Mythbusting: data sharing and privacy laws

On 17 July 2025, Emily Taylor gave the keynote address at the meeting of the International Data Law Forum in Berlin, on the subject of international data transfers. This is a copy of her remarks.
At 5:30 am on a September morning in 1999, Richard Branson was awoken to be told that the BA-sponsored London Eye had a technical problem. Branson himself takes up the narrative:
“They couldn’t erect it. They had the world’s press waiting to see it going up and I knew we had a duty to give them something to look at.”
So, he did.

But the vigorous competition between Branson’s Virgin Atlantic and British Airways conceals an underlying cooperation on aircraft security.

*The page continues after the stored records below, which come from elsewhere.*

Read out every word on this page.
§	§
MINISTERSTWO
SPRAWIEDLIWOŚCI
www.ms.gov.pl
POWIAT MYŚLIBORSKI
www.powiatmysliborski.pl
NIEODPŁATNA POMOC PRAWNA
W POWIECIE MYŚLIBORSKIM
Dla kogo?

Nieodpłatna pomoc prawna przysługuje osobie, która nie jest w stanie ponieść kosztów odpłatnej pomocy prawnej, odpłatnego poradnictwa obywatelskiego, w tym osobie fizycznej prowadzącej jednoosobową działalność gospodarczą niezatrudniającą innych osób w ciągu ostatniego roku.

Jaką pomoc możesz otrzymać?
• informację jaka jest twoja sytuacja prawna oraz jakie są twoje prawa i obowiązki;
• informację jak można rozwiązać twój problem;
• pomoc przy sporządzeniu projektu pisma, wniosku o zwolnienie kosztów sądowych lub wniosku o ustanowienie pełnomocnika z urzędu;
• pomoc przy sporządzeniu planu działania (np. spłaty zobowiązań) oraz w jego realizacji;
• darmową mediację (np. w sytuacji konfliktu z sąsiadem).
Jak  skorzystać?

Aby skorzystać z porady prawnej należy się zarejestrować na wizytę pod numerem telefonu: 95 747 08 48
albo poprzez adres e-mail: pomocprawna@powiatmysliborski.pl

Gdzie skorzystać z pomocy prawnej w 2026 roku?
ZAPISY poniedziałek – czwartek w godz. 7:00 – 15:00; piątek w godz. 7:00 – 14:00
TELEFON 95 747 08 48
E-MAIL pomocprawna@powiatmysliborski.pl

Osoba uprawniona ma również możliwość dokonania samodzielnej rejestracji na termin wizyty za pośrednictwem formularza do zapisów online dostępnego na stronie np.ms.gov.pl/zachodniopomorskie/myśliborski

That voluntary collaboration on security is ingrained in the aircraft industry. It’s in everyone’s interest to keep planes in the air.
I’m here today to talk to you about scams and fraud, and why voluntary, cross-border, multi-sector information sharing is essential if we’re going to make progress, drawing parallels with safeguarding in health and social care contexts.
Data sharing across borders - why is it so difficult?
But data sharing across borders is not easy. Although I have a legal background I now spend most of my time now in the non-profit sector and thinking and writing about digital policy. So, I’m not going to lecture you about the law - you know much more than I do. I’m going to talk about the practical impact of a clash of law and culture between the EU and US, and give you an example of how cross-border data sharing *can* work when organisations commit to cooperation on security and crime-prevention, while continuing to compete fiercely on all the other stuff.
Twenty five years on from the millennium wheel, the protection of people against scams and fraud - not just the financial harm, but the emotional impact, which is severe - is moving up the political agenda internationally. We are not doing well as societies. If cybercrime were a country, it would have one of the largest economies in the world; and the first rule of cybercrime is - no one goes to jail.
Meanwhile, policing is still organised intensely locally - just as it was back in the 1970s – so it’s structurally unsuited to tackle the transnational nature of cybercrime. The UK estimates that fraud now represents 40% of crime in the UK, and 80% of that is cybercrime. Structures for international cooperation on cybercrime – such as the notoriously complex and slow Mutual Legal Assistance Treaty – are out of step with the scale and speed of cybercrime.
Even if the police did sort out how to cooperate internationally at cyber-speed, there is still an enormous capacity gap. This is why the involvement of the private sector - better resourced, more technically capable - is essential if we are to make progress.
The fraud attack chain
In today’s world, the journey of a scam not only crosses international borders, but also numerous services, as cybercriminals build infrastructure, establish a false identity, engage with the victim, and finally execute the fraud through a payment, before repeating the pattern - in a matter of minutes or hours.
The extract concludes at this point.